En disant cela, la main du jeune homme passa devant les yeux de la jeune fille. Elle se retourna et se jeta dans les bras de Wanganhoba ahuri… et heureux.
Ceci fait, le jeune homme, tel un ballon de Mongolfield percé par une mouette, devint un enfant de cinq mois. Assis dans l’herbe, jambes écartées,il leva le doigt et parla avec la voix d’un homme de trente ans.
- Voilà, j’ai accompli mon premier bienfait dans ce monde humain : rendre modeste une jeune fille fort malheureusement orgueilleuse et donner une femme à un homme qui risquait de mourir dans les bras de la solitude. Vous êtes à présent mes parents ici-bas. Vous me servirez de couverture pour que je puisse mener à bien la mission que je me suis fixée : faire le bien. Le mal a beau duré, celui qui fait le mal mourra. La fortune mauvaise et impolie a beau duré, le fortuné impoli et mauvais finira par finir.
« D’où mon nom : ZATIBAGNAN.
« Je suis le génie venu libérer les hommes des malédictions des mauvais génies. Celui aussi qui va tirer les oreilles aux grands garnements qui se prennent pour des sorciers ou pire, des génies. Emmenez-moi au village et si l’on vous pose des questions, répondez seulement que je ne suis qu’un pauvre petit orphelin abandonné par les siens et que vous avez recueilli. Ce qui est d’ailleurs vrai.
Il redevint un enfant de cinq ans.
- Emmenez-moi au village. Je dois commencer ma première mission. Vous l’ignorez peut-être, mais Bizinokou est infesté de sorcières mangeuses d’âmes. Et elles contaminent tout le monde dans le village. Tous les habitants risquent de devenir des sorciers si on n’y met fin. Vous-même risquez d’en devenir. Surtout toi, Worokia.
- Quoi ?
- Oui.
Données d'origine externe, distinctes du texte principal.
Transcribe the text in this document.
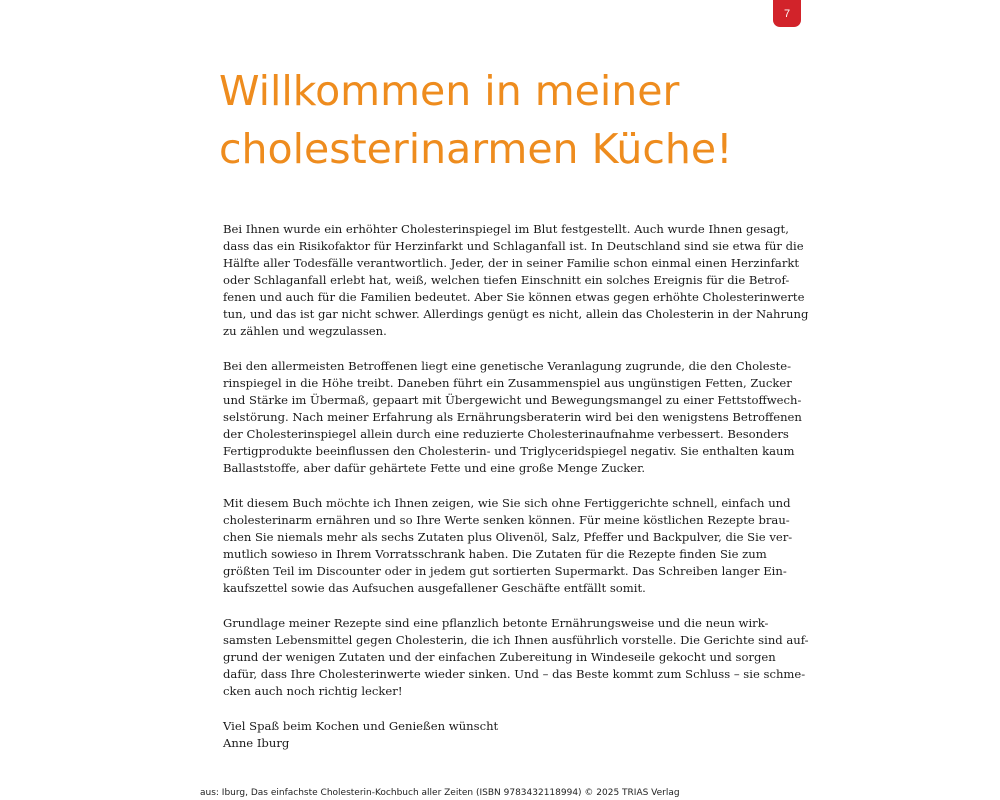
7
Willkommen in meiner
cholesterinarmen Küche!

Bei Ihnen wurde ein erhöhter Cholesterinspiegel im Blut festgestellt. Auch wurde Ihnen gesagt,
dass das ein Risikofaktor für Herzinfarkt und Schlaganfall ist. In Deutschland sind sie etwa für die
Hälfte aller Todesfälle verantwortlich. Jeder, der in seiner Familie schon einmal einen Herzinfarkt
oder Schlaganfall erlebt hat, weiß, welchen tiefen Einschnitt ein solches Ereignis für die Betrof-
fenen und auch für die Familien bedeutet. Aber Sie können etwas gegen erhöhte Cholesterinwerte
tun, und das ist gar nicht schwer. Allerdings genügt es nicht, allein das Cholesterin in der Nahrung
zu zählen und wegzulassen.

Bei den allermeisten Betroffenen liegt eine genetische Veranlagung zugrunde, die den Choleste-
rinspiegel in die Höhe treibt. Daneben führt ein Zusammenspiel aus ungünstigen Fetten, Zucker
und Stärke im Übermaß, gepaart mit Übergewicht und Bewegungsmangel zu einer Fettstoffwech-
selstörung. Nach meiner Erfahrung als Ernährungsberaterin wird bei den wenigstens Betroffenen
der Cholesterinspiegel allein durch eine reduzierte Cholesterinaufnahme verbessert. Besonders
Fertigprodukte beeinflussen den Cholesterin- und Triglyceridspiegel negativ. Sie enthalten kaum
Ballaststoffe, aber dafür gehärtete Fette und eine große Menge Zucker.

Mit diesem Buch möchte ich Ihnen zeigen, wie Sie sich ohne Fertiggerichte schnell, einfach und
cholesterinarm ernähren und so Ihre Werte senken können. Für meine köstlichen Rezepte brau-
chen Sie niemals mehr als sechs Zutaten plus Olivenöl, Salz, Pfeffer und Backpulver, die Sie ver-
mutlich sowieso in Ihrem Vorratsschrank haben. Die Zutaten für die Rezepte finden Sie zum
größten Teil im Discounter oder in jedem gut sortierten Supermarkt. Das Schreiben langer Ein-
kaufszettel sowie das Aufsuchen ausgefallener Geschäfte entfällt somit.

Grundlage meiner Rezepte sind eine pflanzlich betonte Ernährungsweise und die neun wirk-
samsten Lebensmittel gegen Cholesterin, die ich Ihnen ausführlich vorstelle. Die Gerichte sind auf-
grund der wenigen Zutaten und der einfachen Zubereitung in Windeseile gekocht und sorgen
dafür, dass Ihre Cholesterinwerte wieder sinken. Und – das Beste kommt zum Schluss – sie schme-
cken auch noch richtig lecker!

Viel Spaß beim Kochen und Genießen wünscht
Anne Iburg
aus: Iburg, Das einfachste Cholesterin-Kochbuch aller Zeiten (ISBN 9783432118994) © 2025 TRIAS Verlag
Elles sont déjà au courant de ma venue en ce monde et connaissent mes desseins. Voilà pourquoi elles recrutent un maximum de soldats pour m’attaquer. Si elles savent que tu es avec moi, elles te tueront.
- Moi ? Mais comment faire pour que cela n’arrive pas ?
- Emmenez-moi au village. Je vous protégerai. Et je les détruirai. Avant que Bizinokou ne devienne effectivement, comme son nom l’indique, le village des sorciers.
*
* *
Des feux. Des centaines de boules de feu. Des boules grosses comme des pamplemousses, crépitantes. Des étincelles jaillissaient d’elles. Elles tournèrent en rond, comme la lune autour de la terre, autour d’un géant baobab au tronc éventré qui lançait ses bras décharnés et griffus vers le ciel.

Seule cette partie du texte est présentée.